Thanks for the clarifications, Scott. I mistakenly thought that the roads in trailer parks were public and therefore subject to city maintenance. Regarding what constitutes a "public nuisance", the demolition site of the two duplexes off of Oak Street comes to mind, as does the undeveloped and unsightly property between the bank and the condos on Anglers Drive. I wonder if they'd qualify for "urban blight" and therefore "renewal", as has Ski Time Square. Sorta just kidding.


Scott Wedel 3 years, 7 months ago

Blight used to mean properties that had minimal if any value that were waiting for values to improve so that investments could be profitable. Renovating a building to be suitable for decent paying commercial tenants would be a waste of money since no one would be interested in moving to that area. And so everything was left to decay and thus the blight. In that context, redevelopment could work as one massive project converting a whole area because the commercial activity in the tax supported redevelopment area makes nearby lower rent buildings more attractive.

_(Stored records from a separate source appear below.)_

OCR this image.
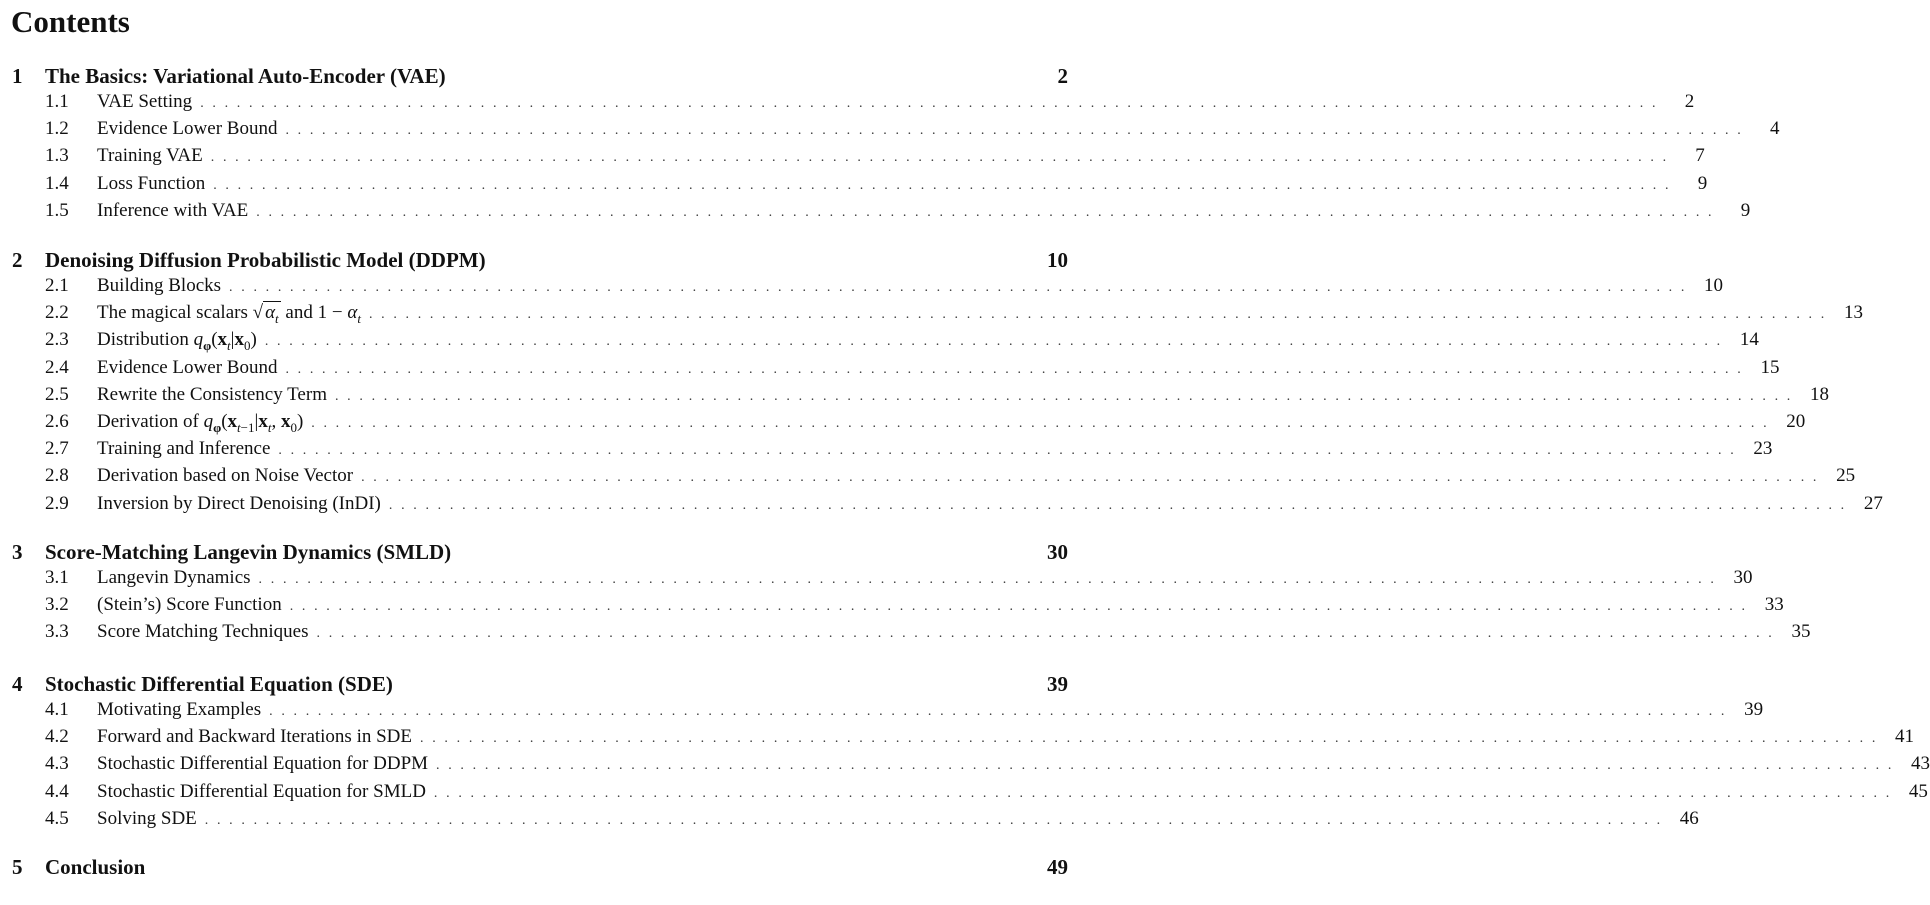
Contents
1	The Basics: Variational Auto-Encoder (VAE)	2
1.1	VAE Setting ........................................................................................................................	2
1.2	Evidence Lower Bound ........................................................................................................................	4
1.3	Training VAE ........................................................................................................................	7
1.4	Loss Function ........................................................................................................................	9
1.5	Inference with VAE ........................................................................................................................	9
2	Denoising Diffusion Probabilistic Model (DDPM)	10
2.1	Building Blocks ........................................................................................................................ 10
2.2	The magical scalars √ $\alpha_t$ and $1 - \alpha_t$ ........................................................................................................................ 13
2.3	Distribution $q_\varphi(x_t|x_0)$ ........................................................................................................................ 14
2.4	Evidence Lower Bound ........................................................................................................................ 15
2.5	Rewrite the Consistency Term ........................................................................................................................ 18
2.6	Derivation of $q_\varphi(x_{t-1}|x_t$, $x_0$) ........................................................................................................................ 20
2.7	Training and Inference ........................................................................................................................ 23
2.8	Derivation based on Noise Vector ........................................................................................................................ 25
2.9	Inversion by Direct Denoising (InDI) ........................................................................................................................ 27
3	Score-Matching Langevin Dynamics (SMLD)	30
3.1	Langevin Dynamics ........................................................................................................................ 30
3.2	(Stein’s) Score Function ........................................................................................................................ 33
3.3	Score Matching Techniques ........................................................................................................................ 35
4	Stochastic Differential Equation (SDE)	39
4.1	Motivating Examples ........................................................................................................................ 39
4.2	Forward and Backward Iterations in SDE ........................................................................................................................ 41
4.3	Stochastic Differential Equation for DDPM ........................................................................................................................ 43
4.4	Stochastic Differential Equation for SMLD ........................................................................................................................ 45
4.5	Solving SDE ........................................................................................................................ 46
5	Conclusion	49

A place like downtown Oak Creek would be a candidate for a redevelopment district. If a company like Big Agnes with 50+ employees could be found willing to move there then using redevelopment money to build them a suitable building could be expected to increase the overall local economy and property values making the redevelopment money worthwhile.

But then politically connected property owners saw how much money there was available for redevelopment and local governments eyed the money that could be used for stadiums and so on, so then properties needing "redevelopment" became anything.